Der Presse hierin helfend und unterstützend zur Seite zu stehen, ist nun zweifellos Aufgabe des ja in Deutschland im Allgemeinen schon zu hoher Blüthe gediehenen Vereinswesens, und es geschah zum Theil in Verfolg der oben entwickelten Erwägungen, daß im September des vorigen Jahres ein Comité aus Vertretern aller Stände – Juristen, Schriftstellern, Kaufleuten, Handwerkern, Gewerbetreibenden, Industriellen etc. – zusammentrat und unter dem Vorsitz des Rechtsanwalts Gustav Kauffmann, eines ebenso durch gediegene wissenschaftliche Bildung wie schneidige Energie ausgezeichneten jungen Berliner Juristen, einen „Verein für Rechtsschutz und Justizreform“ in’s Leben rief. Der Verein wandte sich mit einem knappen, klaren Aufruf an die Mitbürger aus sämmtlichen politischen Parteien und hatte schon nach Verlauf weniger Monate die Genugthuung, über 600 Mitglieder zu zählen, wie ihn auch zahlreiche Zuschriften aus allen Theilen des Reiches allseitiger Zustimmung zu seinen Tendenzen versicherten.

Die überaus zahlreichen Verehrer des formalen Rechtes in der Juristenwelt, die von irgend welchem Einflusse des Laienelementes auf die Ausbildung der juristischen Wissenschaft und Praxis nichts hören wollen, stehen natürlich der Gründung eines solchen Vereins mit theils spöttischem, theils verächtlichem Lächeln gegenüber. Doch sehr mit Unrecht! Die Rechtspflege wie das Recht überhaupt ist ein guter, vielleicht der wichtigste Theil unseres Volkslebens, und die Juristen sind keineswegs berufen, das Recht für sich allein zu ordnen. Die Rechtspflege insbesondere soll eine gute, eine schnelle und eine gerechte sein. Es sprechen viele wirthschaftliche und politische Gesichtspunkte mit, die nicht so ohne weiteres am grünen Tisch und in der Gelehrtenstube zu erledigen sind, und deshalb muß gerade dem Laienelement Gelegenheit gegeben werden, sich über seine Bedürfnisse und Bestrebungen zu äußern. Das ist aber gerade bei den neuen Gesetzen nicht zur Genüge in’s Auge gefaßt worden, wie schon aus der Zusammensetzung der Achtundzwanziger-Commission hervorgeht, welche am 18. Januar 1875 vom Reichstage zur Vorberatung der Justizgesetzentwürfe gewählt wurde. Sämmtliche Mitglieder waren Juristen, zum Theil Richter zweiter und dritter Instanz, die mit der Oeffentlichkeit keineswegs in lebendiger Wechselwirkung standen, und nur ein einziger Laie befand sich darunter – der Director der brandenburgischen Landesirrenanstalt in Neustadt-Eberswalde. Das klingt wie ein Witz – ist aber eine Thatsache, und es ist leicht begreiflich, daß eine so zusammengesetzte Commission dem Interesse des großen Publicums nicht Rechnung tragen konnte, ein Fehler, der sich natürlich bei dem noch viel complicirteren Mechanismus, mit dem der Reichstag arbeitet, nicht wieder gut machen ließ.

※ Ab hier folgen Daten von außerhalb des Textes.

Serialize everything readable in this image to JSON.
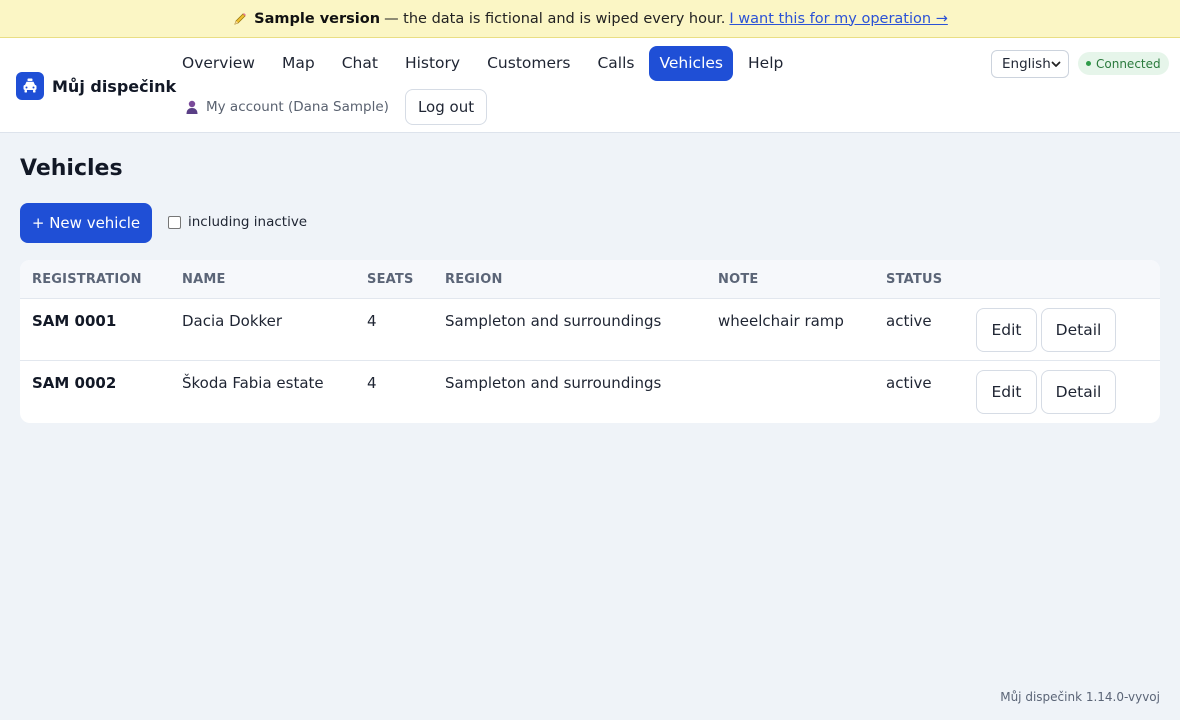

Doch auch das Zeugniß wissenschaftlicher Autoritäten spricht für die freiere Auffassung. Da ist zunächst der frühere preußische Appellationsgerichts-Vicepräsident von Kirchmann, der in seiner Schrift: „Die Werthlosigkeit der Jurisprudenz als Wissenschaft“ beklagt, daß die Rechtswissenschaft immer hundert Jahre hinter dem öffentlichen Rechtsbewußtsein einherhinke; da ist Beseler, der vor einem Jahrzehnt in seinem Werk: „Volksrecht und Juristenrecht“ gleichfalls den Gegensatz zwischen den gelehrten Richtern und dem Recht, das im Volke lebendig ist, betonte, wobei er allerdings in den Irrthum verfiel, allzusehr auf die alten, längst abgestorbenen germanischen Rechtsgewohnheiten zurückzugreifen; denn eine Reform unseres Rechtes darf nicht in die altersgraue Vorzeit ihre Blicke zurückwerfen, sondern muß das lebendige Interesse unseres modernen Volkslebens, unserer riesig entwickelten Verkehrsverhältnisse in’s Auge fassen. Ferner war es einer der hervorragendsten Juristen der Gegenwart, Jhering, der in seiner epochemachenden Schrift: „Der Kampf um’s Recht“ das ganze Volk dazu aufforderte, bei Rechtsverletzungen mit aller Energie um sein Recht zu kämpfen, und es als eine Feigheit bezeichnete, wenn man aus Scheu vor Kosten, Ungelegenheiten und Unbequemlichkeiten aller Art sein gutes Recht im Stiche ließe.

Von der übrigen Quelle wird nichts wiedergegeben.